Updated

“Buenas tardes!  It is good to be back in Puerto Rico,”  President Obama said to a group of about a thousand people at the San Juan airport.

The president made a five hour visit to Puerto Rico Tuesday, recognizing the political impact of Puerto Ricans on the mainland – including some 841,000 in the key battleground state of Florida.

“This is all about Florida where the Puerto Rican vote is not nearly as Democratic as it is in the Northeast. It's turned into a swing vote,” University of Virginia’s Larry Sabato told Fox News.

“Puerto Ricans living in Florida… could very easily tip that state one way or the other in 2012, that's what this trip is really about.”

Puerto Ricans are just one aspect of the growing Latino vote in the United States, which is expected to be a major force in the next general election. The 2010 census reports the overall Hispanic population has grown 43 percent in the last 10 years.

“I know that today a lot of folks are asking some of the same questions here on the island as they’re asking in Indiana or California or in Texas,” Obama told the group at a welcome event.

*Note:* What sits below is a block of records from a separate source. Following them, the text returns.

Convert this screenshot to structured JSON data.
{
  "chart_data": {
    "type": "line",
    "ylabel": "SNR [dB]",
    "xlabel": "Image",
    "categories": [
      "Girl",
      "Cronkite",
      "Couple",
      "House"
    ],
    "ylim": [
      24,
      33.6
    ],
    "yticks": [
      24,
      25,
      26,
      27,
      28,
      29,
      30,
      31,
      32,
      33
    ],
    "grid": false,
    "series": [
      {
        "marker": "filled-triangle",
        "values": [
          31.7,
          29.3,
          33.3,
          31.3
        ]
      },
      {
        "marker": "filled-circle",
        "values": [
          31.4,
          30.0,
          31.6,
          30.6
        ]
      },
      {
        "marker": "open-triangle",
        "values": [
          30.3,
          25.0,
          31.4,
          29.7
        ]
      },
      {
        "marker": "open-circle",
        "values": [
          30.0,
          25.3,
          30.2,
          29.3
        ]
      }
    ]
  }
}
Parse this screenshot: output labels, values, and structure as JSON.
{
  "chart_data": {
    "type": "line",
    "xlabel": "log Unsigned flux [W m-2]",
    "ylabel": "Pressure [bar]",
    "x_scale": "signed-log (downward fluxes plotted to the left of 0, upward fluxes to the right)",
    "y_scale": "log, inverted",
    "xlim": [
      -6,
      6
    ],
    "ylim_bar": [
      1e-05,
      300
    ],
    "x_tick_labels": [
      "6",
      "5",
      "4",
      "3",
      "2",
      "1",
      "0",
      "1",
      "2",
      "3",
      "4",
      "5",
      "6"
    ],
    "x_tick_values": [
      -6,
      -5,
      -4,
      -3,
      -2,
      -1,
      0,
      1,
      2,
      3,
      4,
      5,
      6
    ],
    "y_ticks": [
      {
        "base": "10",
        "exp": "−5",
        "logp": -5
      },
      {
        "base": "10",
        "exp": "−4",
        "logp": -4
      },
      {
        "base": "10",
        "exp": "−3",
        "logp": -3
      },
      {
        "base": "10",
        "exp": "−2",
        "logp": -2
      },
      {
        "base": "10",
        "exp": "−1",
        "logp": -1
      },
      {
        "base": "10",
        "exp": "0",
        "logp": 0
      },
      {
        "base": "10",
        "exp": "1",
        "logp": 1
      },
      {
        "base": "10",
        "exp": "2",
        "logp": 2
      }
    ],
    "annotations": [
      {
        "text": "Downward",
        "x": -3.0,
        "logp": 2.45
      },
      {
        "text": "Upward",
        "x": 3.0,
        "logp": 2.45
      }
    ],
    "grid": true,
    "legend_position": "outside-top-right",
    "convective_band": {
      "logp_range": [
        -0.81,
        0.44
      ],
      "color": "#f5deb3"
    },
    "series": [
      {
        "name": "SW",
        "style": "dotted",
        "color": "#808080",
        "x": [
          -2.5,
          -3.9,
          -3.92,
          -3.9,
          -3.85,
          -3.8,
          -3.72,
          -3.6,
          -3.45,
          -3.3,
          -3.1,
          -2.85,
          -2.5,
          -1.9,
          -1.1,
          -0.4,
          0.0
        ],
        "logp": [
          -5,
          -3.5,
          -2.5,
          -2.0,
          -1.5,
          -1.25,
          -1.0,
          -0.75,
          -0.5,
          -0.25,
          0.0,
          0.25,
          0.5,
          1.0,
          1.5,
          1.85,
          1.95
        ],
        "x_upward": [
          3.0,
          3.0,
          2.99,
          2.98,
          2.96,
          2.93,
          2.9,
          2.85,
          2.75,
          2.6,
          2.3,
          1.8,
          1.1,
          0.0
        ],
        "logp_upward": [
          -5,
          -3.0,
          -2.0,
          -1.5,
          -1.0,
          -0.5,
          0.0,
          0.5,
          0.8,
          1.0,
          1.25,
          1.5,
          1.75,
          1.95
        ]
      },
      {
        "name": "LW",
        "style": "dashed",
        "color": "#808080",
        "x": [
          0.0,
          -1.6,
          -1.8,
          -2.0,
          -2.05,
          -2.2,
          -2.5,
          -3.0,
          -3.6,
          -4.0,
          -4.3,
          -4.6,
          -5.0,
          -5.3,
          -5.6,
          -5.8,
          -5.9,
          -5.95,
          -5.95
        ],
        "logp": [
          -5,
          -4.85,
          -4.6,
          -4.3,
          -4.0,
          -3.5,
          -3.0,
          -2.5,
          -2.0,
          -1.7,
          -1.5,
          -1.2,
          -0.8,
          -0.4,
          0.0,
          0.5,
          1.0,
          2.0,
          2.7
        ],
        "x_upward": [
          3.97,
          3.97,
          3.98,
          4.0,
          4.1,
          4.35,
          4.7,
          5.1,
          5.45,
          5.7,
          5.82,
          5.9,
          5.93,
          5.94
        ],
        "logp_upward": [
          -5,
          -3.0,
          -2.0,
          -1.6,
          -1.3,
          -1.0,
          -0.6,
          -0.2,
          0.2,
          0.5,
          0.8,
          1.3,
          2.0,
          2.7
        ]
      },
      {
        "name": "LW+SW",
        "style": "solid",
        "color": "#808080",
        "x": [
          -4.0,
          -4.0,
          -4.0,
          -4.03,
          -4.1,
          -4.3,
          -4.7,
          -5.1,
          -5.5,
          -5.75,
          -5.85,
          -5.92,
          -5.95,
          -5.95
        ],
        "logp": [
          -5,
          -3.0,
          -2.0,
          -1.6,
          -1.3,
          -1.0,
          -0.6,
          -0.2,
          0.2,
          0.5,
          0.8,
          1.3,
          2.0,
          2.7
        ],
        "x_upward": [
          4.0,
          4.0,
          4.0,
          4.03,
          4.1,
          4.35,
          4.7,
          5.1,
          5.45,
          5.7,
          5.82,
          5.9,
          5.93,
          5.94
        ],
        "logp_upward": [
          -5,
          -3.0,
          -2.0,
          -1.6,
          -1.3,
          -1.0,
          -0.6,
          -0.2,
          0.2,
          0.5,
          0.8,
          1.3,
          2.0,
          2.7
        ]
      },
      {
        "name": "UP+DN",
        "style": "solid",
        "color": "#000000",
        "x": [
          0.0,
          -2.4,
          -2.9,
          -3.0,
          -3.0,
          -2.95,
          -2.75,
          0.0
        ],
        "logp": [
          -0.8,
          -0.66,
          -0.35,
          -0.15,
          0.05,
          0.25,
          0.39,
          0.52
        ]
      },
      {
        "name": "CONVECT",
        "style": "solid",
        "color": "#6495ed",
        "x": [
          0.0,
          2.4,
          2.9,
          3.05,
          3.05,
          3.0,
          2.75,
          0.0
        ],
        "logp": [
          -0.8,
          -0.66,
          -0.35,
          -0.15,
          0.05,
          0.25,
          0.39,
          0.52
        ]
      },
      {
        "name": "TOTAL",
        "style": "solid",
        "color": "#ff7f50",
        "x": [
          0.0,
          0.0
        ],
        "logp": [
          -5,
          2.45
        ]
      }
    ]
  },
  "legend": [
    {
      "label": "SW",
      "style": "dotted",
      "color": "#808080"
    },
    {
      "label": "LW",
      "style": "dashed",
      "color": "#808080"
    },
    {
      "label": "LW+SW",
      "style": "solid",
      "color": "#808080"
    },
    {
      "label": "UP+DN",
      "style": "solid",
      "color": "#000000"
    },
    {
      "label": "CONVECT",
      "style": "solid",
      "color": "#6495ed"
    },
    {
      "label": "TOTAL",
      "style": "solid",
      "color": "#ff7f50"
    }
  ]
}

“How do I make sure my kids get the kind of education that they need?  How can I put away a little money for retirement?  How can I fill up my gas tank?  How can I pay the bills?”
          
Unlike those in Indiana, California and Texas, though, folks on the island cannot vote in the general election – only in party primaries. But most of the roughly 4.6 million Puerto Ricans living inside the U.S. are certainly capable of participating.
           
“Muchas gracias.  Thank you very much.  Thank you.  Thank you, Puerto Rico,” said the president.
           
The comment was probably directed as much as the Latino community on the mainland as the Puerto Ricans actually in attendance, because President Obama’s re-election campaign is hoping to shore up the voting bloc well in advance of November 2012.
           
While Presidents Gerald Ford and Lyndon Johnson visited Puerto Rico, Obama is the first American president to officially address the island’s people since John F. Kennedy almost 50 years ago in 1961.

Mike Emanuel is the White House Correspondent for Fox News Channel.